(Il gruppo di Emergency di Torino)
In Afghanistan con Emergency: un’esperienza di pace.Salina Loris, infermiere.Emergency è un’organizzazione umanitaria il cui obiettivo è curare le vittime dei conflitti armati e portare assistenza sanitaria a tutti coloro che subiscono le conseguenze sociali di guerra, fame, povertà, emarginazione. In Afghanistan si è occupata della costruzione dell’ospedale di Kabul, di un secondo nella valle del Panshjer e di un terzo a Lashkar-Gah, nel sud del Paese, che è operativo dal settembre del 2004. L’ospedale di Kabul cura principalmente le vittime di guerra, per lo più bambini, dato che, come tristemente è noto, sono i più colpiti. Ma non c’è giorno in cui non vi si presentino persone colpite da mine, da scontri a fuoco, dall’esplosione di un razzo, oppure vittime di cadute dall’alto, di incidenti stradali o altri infortuni. Questa struttura è costituita da sei reparti di degenza, di cui uno sub-intensivo, due sale operatorie e una Rianimazione, per un totale di cento posti letto. La Rianimazione, che è attrezzata con monitor, ventilatore, pompe da infusione e defibrillatore del tutto simili a quelle presenti negli ospedali dei Paesi sviluppati, conta sei posti letto troppo spesso occupati da bambini, vittime innocenti di traumi o mine. A completare l’efficienza dell’ospedale ci sono servizi come l’Amministrazione, la cucina, la lavanderia, l’officina per la manutenzione.Dato che la Rianimazione era stata inaugurata solo nell’Agosto del 2003, appena due mesi prima del mio arrivo, ho dedicato maggiori energie al reparto di Terapia Intensiva più che al Pronto Soccorso, operativo già dall’aprile 2001. La logica di Emergency è costruire ospedali destinati a rimanere alla popolazione dei Paesi in difficoltà e, in quest’ottica, la finalità ultima della mia attività non era il sostituirmi al personale locale bensì addestrarlo e consentirgli così di giungere, nel tempo, a un’autonomia lavorativa.

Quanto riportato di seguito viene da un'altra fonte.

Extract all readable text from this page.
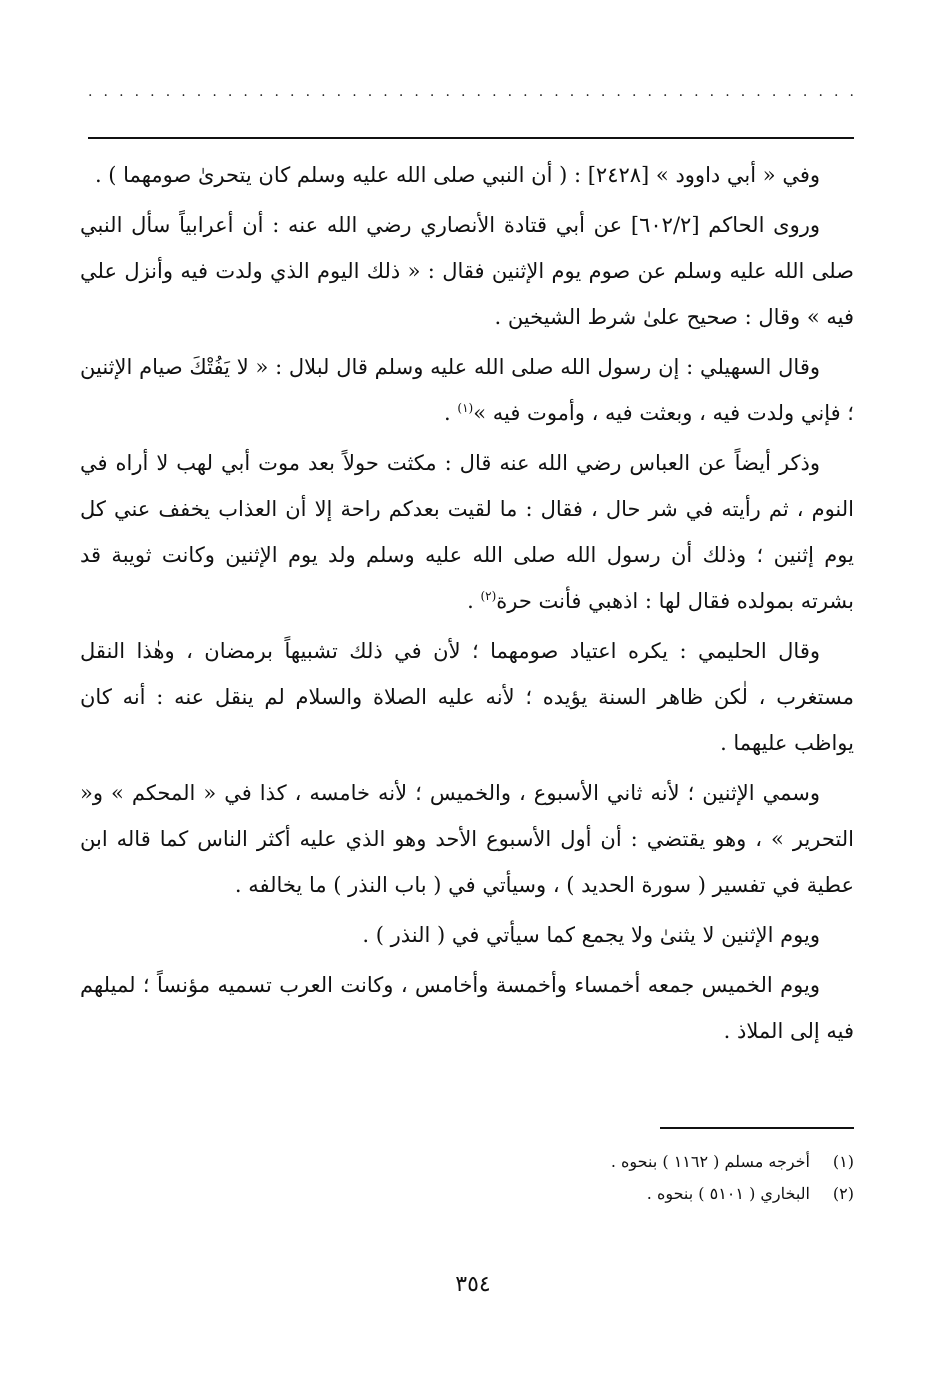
. . . . . . . . . . . . . . . . . . . . . . . . . . . . . . . . . . . . . . . . . . . . . . . . . .

وفي « أبي داوود » [٢٤٢٨] : ( أن النبي صلى الله عليه وسلم كان يتحرىٰ صومهما ) .

وروى الحاكم [٦٠٢/٢] عن أبي قتادة الأنصاري رضي الله عنه : أن أعرابياً سأل النبي صلى الله عليه وسلم عن صوم يوم الإثنين فقال : « ذلك اليوم الذي ولدت فيه وأنزل علي فيه » وقال : صحيح علىٰ شرط الشيخين .

وقال السهيلي : إن رسول الله صلى الله عليه وسلم قال لبلال : « لا يَفُتْكَ صيام الإثنين ؛ فإني ولدت فيه ، وبعثت فيه ، وأموت فيه »$^{(١)}$ .

وذكر أيضاً عن العباس رضي الله عنه قال : مكثت حولاً بعد موت أبي لهب لا أراه في النوم ، ثم رأيته في شر حال ، فقال : ما لقيت بعدكم راحة إلا أن العذاب يخفف عني كل يوم إثنين ؛ وذلك أن رسول الله صلى الله عليه وسلم ولد يوم الإثنين وكانت ثويبة قد بشرته بمولده فقال لها : اذهبي فأنت حرة$^{(٢)}$ .

وقال الحليمي : يكره اعتياد صومهما ؛ لأن في ذلك تشبيهاً برمضان ، وهٰذا النقل مستغرب ، لٰكن ظاهر السنة يؤيده ؛ لأنه عليه الصلاة والسلام لم ينقل عنه : أنه كان يواظب عليهما .

وسمي الإثنين ؛ لأنه ثاني الأسبوع ، والخميس ؛ لأنه خامسه ، كذا في « المحكم » و« التحرير » ، وهو يقتضي : أن أول الأسبوع الأحد وهو الذي عليه أكثر الناس كما قاله ابن عطية في تفسير ( سورة الحديد ) ، وسيأتي في ( باب النذر ) ما يخالفه .

ويوم الإثنين لا يثنىٰ ولا يجمع كما سيأتي في ( النذر ) .

ويوم الخميس جمعه أخمساء وأخمسة وأخامس ، وكانت العرب تسميه مؤنساً ؛ لميلهم فيه إلى الملاذ .

(١)
أخرجه مسلم ( ١١٦٢ ) بنحوه .
(٢)
البخاري ( ٥١٠١ ) بنحوه .
٣٥٤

Io sono stato sei mesi in Afghanistan, dall’Ottobre 2003 a Marzo 2004, lavorando nell’ospedale di Kabul come responsabile della Rianimazione e del Pronto Soccorso e posso dire, senza falsa retorica, che l’Afghanistan è un Paese dove alla povertà e alla miseria vista già in altri luoghi si aggiunge quella cosa terribile che è la guerra. La mia è stata un’esperienza forte, che mi ha immerso in una realtà molto lontana da quella in cui avevo sempre vissuto, e mi ha insegnato a modificare il mio giudizio su molti aspetti della vita e a relativizzare di più su quello che mi circonda.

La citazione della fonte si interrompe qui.